YES! Airboy is back in comics for the third time in 75 years and it is the book that we fans longed for.
Even better, the guy who wrote the entire 50-issue 1980s run for Eclipse Comics, Chuck Dixon, has returned and picked up exactly where he left off in 1989. And while I don’t agree with Dixon’s politics at all, I love his work on Airboy.
In the last series’ 50th and final issue, Airboy and swamp creature The Heap were seemingly blown up by a nuclear bomb used to destroy the villainous Misery.
The 1980s book was a relaunch of the popular Airboy series from Hillman Comics in the 1940s and 1950s. Unlike his father, the original Airboy, this new version was a young punk with no taste for his dad’s weird adventures.
I remember being so bummed at issue No. 50, because Airboy had become one of my favorite books. Even the last panel teaser for a new book called Aviator X didn’t help, especially since that book never came out.
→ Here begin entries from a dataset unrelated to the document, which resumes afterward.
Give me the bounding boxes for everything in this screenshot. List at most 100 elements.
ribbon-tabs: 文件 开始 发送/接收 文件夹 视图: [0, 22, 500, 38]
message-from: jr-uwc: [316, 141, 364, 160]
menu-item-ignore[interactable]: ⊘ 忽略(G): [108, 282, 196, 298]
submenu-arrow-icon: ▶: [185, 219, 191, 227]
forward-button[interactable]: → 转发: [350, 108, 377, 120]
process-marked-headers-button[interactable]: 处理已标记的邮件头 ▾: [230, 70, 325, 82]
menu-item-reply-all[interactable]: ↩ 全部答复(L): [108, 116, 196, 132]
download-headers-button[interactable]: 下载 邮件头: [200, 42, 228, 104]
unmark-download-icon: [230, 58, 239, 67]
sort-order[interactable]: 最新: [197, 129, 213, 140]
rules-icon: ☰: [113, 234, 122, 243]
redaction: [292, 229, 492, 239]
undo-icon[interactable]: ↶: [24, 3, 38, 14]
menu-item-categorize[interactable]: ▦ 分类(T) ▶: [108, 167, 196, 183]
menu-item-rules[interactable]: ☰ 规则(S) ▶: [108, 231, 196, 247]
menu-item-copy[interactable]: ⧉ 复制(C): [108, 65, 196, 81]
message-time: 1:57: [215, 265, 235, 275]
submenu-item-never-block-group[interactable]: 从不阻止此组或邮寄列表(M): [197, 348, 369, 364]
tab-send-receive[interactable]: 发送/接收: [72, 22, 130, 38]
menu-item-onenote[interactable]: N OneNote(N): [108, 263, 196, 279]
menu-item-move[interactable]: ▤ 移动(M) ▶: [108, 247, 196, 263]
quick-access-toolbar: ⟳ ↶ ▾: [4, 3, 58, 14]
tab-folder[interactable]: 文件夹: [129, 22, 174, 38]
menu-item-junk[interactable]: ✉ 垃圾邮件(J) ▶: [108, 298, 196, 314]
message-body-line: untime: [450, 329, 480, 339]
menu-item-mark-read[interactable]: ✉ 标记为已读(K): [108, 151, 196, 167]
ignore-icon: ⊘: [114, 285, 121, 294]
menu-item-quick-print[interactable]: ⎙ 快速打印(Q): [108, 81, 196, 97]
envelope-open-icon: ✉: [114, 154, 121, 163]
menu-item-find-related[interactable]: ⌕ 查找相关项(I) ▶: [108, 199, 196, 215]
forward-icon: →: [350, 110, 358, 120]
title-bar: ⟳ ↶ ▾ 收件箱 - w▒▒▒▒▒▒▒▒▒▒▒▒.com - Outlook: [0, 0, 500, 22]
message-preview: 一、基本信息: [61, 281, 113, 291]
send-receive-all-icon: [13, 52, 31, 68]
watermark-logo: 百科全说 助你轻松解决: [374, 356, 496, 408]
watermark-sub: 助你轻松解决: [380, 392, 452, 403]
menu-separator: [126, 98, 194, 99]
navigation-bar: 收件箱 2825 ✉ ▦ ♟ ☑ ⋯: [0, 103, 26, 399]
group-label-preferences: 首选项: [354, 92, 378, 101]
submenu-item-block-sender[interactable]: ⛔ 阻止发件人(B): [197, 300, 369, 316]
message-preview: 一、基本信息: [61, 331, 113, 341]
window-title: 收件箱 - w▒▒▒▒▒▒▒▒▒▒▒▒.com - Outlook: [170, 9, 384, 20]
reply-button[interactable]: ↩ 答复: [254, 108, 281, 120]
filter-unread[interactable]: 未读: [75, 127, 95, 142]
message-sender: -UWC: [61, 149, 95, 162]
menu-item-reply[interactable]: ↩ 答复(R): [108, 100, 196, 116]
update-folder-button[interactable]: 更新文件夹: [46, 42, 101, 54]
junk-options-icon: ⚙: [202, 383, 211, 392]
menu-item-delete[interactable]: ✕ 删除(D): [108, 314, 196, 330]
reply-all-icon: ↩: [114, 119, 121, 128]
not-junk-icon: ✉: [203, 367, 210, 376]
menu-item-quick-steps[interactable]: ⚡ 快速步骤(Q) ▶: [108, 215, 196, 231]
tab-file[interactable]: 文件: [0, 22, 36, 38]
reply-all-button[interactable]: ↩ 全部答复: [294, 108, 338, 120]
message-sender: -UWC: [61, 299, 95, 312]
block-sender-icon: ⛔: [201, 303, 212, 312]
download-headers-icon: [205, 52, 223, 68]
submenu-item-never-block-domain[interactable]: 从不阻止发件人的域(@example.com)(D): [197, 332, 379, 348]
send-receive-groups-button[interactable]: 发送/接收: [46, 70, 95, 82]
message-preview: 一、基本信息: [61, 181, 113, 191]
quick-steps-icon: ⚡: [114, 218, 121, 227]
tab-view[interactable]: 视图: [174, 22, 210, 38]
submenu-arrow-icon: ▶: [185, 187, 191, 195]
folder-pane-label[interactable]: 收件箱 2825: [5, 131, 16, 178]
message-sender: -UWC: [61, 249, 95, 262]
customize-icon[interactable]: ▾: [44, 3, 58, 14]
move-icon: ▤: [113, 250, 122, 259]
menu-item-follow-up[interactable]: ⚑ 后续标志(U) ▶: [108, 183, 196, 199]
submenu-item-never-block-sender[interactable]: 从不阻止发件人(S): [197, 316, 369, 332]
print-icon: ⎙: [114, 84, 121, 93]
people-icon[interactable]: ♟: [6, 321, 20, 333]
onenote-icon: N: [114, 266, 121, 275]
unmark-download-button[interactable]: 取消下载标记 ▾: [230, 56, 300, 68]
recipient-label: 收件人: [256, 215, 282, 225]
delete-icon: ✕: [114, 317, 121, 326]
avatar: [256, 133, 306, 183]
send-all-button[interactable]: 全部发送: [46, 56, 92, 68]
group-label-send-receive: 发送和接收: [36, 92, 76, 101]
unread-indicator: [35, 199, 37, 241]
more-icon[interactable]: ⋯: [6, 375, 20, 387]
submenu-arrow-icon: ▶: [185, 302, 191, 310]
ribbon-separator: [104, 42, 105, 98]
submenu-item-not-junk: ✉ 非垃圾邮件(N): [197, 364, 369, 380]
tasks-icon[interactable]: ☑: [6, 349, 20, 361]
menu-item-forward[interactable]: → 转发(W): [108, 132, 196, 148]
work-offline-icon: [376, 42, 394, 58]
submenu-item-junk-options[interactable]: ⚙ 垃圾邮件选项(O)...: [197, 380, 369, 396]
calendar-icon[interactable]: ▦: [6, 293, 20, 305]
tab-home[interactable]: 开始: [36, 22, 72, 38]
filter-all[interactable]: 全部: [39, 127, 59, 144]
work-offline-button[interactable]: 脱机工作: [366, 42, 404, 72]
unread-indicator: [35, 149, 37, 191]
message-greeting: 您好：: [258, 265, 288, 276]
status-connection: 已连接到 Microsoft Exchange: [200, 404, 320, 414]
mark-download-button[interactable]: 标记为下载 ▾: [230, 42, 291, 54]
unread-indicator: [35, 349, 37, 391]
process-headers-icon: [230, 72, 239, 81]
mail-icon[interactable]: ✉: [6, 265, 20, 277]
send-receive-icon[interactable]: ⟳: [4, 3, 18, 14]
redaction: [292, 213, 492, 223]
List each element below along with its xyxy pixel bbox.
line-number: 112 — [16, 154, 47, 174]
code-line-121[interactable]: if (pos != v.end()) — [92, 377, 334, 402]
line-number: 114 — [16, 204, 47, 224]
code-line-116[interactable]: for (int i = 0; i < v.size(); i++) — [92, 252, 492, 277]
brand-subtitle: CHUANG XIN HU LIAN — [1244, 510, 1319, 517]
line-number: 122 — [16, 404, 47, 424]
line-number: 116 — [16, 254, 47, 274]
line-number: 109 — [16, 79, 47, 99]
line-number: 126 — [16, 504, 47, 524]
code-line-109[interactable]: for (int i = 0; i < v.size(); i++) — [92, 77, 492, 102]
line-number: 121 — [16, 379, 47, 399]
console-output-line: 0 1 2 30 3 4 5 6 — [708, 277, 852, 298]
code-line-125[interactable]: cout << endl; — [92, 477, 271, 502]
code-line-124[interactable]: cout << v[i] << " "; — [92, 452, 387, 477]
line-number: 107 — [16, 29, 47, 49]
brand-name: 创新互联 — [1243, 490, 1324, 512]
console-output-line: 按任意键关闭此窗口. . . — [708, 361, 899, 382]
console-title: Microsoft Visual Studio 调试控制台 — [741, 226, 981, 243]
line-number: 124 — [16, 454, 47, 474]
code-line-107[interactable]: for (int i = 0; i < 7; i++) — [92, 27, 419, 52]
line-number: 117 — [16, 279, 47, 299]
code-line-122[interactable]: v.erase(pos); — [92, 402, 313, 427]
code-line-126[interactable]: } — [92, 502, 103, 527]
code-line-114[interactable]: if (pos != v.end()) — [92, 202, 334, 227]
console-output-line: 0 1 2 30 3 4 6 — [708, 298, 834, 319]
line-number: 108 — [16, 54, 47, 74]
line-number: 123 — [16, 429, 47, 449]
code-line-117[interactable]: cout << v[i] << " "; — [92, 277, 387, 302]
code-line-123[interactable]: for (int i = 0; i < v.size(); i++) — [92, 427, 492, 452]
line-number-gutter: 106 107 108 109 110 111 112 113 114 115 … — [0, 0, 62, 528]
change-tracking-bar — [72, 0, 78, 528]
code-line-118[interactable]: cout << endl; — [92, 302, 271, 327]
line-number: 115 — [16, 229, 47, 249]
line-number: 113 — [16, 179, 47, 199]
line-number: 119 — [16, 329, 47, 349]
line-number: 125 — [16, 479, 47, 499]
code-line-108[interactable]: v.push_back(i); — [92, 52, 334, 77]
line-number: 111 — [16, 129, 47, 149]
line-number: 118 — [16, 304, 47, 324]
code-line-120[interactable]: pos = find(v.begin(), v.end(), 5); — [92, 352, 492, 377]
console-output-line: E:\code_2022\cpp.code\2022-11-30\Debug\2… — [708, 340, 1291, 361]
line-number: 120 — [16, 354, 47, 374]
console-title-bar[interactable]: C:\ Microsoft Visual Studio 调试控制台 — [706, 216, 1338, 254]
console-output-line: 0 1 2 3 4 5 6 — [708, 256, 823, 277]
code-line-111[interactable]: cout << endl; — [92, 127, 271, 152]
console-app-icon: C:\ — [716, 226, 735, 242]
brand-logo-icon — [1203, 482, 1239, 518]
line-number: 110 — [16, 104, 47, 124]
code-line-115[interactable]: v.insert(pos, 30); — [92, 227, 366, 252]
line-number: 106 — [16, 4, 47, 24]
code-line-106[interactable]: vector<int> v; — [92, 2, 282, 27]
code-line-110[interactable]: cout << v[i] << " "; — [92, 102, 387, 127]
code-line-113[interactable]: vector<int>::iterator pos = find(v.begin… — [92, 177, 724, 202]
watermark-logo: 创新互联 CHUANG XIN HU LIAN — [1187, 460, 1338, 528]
The first time I saw an Airboy comic, just the cover really, I was a young boy rooting through my brother’s comic collection from the 1940s.
The cover was a beauty, but really? I mean, a 16-year-old kid flying a plane that flaps its wings like a bird? The story has got to suck!
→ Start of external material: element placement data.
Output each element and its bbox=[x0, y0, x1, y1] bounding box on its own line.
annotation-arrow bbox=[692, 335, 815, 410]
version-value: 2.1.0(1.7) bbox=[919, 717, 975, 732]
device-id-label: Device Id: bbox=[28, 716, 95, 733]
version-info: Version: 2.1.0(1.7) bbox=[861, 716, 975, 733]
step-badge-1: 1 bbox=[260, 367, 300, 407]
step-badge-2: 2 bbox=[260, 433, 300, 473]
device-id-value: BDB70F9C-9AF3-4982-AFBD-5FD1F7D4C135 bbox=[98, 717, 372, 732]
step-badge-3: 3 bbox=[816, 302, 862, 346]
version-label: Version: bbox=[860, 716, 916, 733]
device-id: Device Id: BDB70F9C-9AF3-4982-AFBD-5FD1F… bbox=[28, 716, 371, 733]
I finally did get to read some of the original Airboy books years later and was surprised at how good they were. The characters (mostly) seemed realistic and spoke to me.
Fast forward three decades to 1986 and I found myself at my local comic shop in Philadelphia staring at the first issue of a new version of Airboy and I had the same reaction I did as a kid – c’mon, how can this be good?
I read it, then read it again, then again and again. I read every issue that the wonderful Eclipse Comics put out, including the many guest appearances.
And was it good? Better than good, it was incredible. Every issue was better than the last.
Dixon, in some of his earliest work, carefully constructed a world where the young Airboy, Davy, learns the secrets his father has kept for decades and why he gave up adventuring. Dixon, who went on to a long career at DC and Marvel, slowly reintroduced all the old Airboy characters, such as Sky Wolf, Iron Angel, and his dad’s girlfriend, Valkyrie, who was in suspended animation.
It did get a little kinky when the reanimated Valkyrie and the new Airboy started a romantic relationship, but we’ll let that go.
The newest issue, 51, takes places just days or weeks after 1989’s issue 50 with Airboy escaping the dimension ruled by the enigmatic Misery. The Heap escapes as well, and has a nine-page backup story, but the two heroes do not meet.
The writing is solid, but the art by Brian McKee cannot keep up. It’s okay, but pales in comparison with the work of former Airboy artists like Tim Truman, Stan Woch and Ron Randall. Yeah, yeah, those guys are hard acts to follow, but McKee needs to work on his faces, which just look strange.
That being said, I will continue to buy any and every issue that comes out.
There was actually another Airboy series a few years ago from Image that really doesn’t count. It was more of a confessional series by writer James Robinson about his adventures with drugs and sex, loosely based on an assignment to bring Airboy back. Airboy appears in it, but it’s weird and very sexually explicit.
And, back in the nineties, Image also announced there would be a revival of Airboy. But the character would be a man, not a boy, and he would drive a motorcycle, not a plane. Thankfully, that series was never produced.
It took 30 years, but Dixon has finally given fans a sequel to that infamous final issue, courtesy of It’s Alive publications. And there will soon be an issue 52. Beyond that is iffy, but I really hope the series continues.
Issue 51 started out as a wildly successful Indiegogo campaign last year, which earned about $24,000, pretty good for a single issue. A limited number of books will be available at your local comic shop, so grab a copy if you see it.